Wenn das Wort Sexualität ….. Über den Umgang mit Projektionen

von Gerhard Tiemeyer

Sobald Du in der Öffentlichkeit mit dem Wort Sexualität erscheinst, gibt es die erhöhte Wahrscheinlichkeit, dass allerlei Projektionen zu Dir herüber wollen.
Was immer sich unbewusst in den Gehirnen und Körperzellen der Lesenden oder Hörenden mit dem Wort verbindet sucht einen Weg ‚an die Luft‘ zu kommen.

In den Menschen, die zu Dir kommen und offen mit Dir reden, sind diese Projektionen eher weniger aktiv, weil sie bewusste, klare eigene Bedürfnisse, Wünsche, Erlebnis- oder Heilvisionen haben. Projektion ist ein Weg, wie unbewusste Wünsche und Themen sich zeigen ohne bewusst zu werden. Der psychische ‚Trick‘ ist, die eigenen Wünsche und Themen in anderen zu ‚sehen‘, über sie bei anderen Menschen zu reden – und auf diese Weise werden sie ‚bearbeitet‘, ohne dass derjenige oder diejenige, die sie bearbeiten, merken, dass es ihre eigenen sind.

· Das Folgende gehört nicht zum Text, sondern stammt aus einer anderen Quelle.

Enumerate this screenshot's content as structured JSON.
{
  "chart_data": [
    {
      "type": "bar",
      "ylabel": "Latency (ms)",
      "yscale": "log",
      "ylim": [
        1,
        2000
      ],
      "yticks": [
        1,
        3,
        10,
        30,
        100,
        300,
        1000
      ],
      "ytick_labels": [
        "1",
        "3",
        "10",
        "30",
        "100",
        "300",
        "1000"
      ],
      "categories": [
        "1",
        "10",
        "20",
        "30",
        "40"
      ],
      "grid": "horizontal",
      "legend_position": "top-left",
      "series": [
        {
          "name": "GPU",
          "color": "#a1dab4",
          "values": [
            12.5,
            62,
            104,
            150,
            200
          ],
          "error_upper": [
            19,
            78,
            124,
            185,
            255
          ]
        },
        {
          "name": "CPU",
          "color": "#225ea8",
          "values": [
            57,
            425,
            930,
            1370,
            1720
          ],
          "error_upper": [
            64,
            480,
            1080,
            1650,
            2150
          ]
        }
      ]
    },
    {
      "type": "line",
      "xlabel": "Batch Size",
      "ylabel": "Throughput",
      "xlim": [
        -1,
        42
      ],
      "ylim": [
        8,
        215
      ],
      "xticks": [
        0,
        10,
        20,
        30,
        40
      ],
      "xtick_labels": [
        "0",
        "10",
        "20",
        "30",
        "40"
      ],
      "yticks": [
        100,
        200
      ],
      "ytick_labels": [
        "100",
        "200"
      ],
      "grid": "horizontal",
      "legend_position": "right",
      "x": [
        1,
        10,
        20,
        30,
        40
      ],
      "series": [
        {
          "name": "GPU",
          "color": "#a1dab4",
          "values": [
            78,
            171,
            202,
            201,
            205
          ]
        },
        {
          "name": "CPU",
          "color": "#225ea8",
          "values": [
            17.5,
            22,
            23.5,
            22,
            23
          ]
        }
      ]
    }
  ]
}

Projektionen in Bezug aus Sexualität haben meistens eine sehr aggressive Form: Schlampe; Hure; die sollte Mann…‘; die ist krank; die soll hier weg! Ich will die nicht in meiner Umgebung; das gehört verboten. Die wird es mit jedem machen; die verführt unsere Männer und Kinder und Frauen – natürlich ist sie lesbisch;

Hilfreich kann es sein, das Wissen über das Gesetz der Projektion anzuwenden:

Du darfst davon ausgehen, dass, wenn die Nachbarn über Dich reden, diese gar nicht Dich meinen, sondern dass sie über sich reden. Sie erzählen Ihre Wünsche und ihre Konflikte und bestrafen sich selbst.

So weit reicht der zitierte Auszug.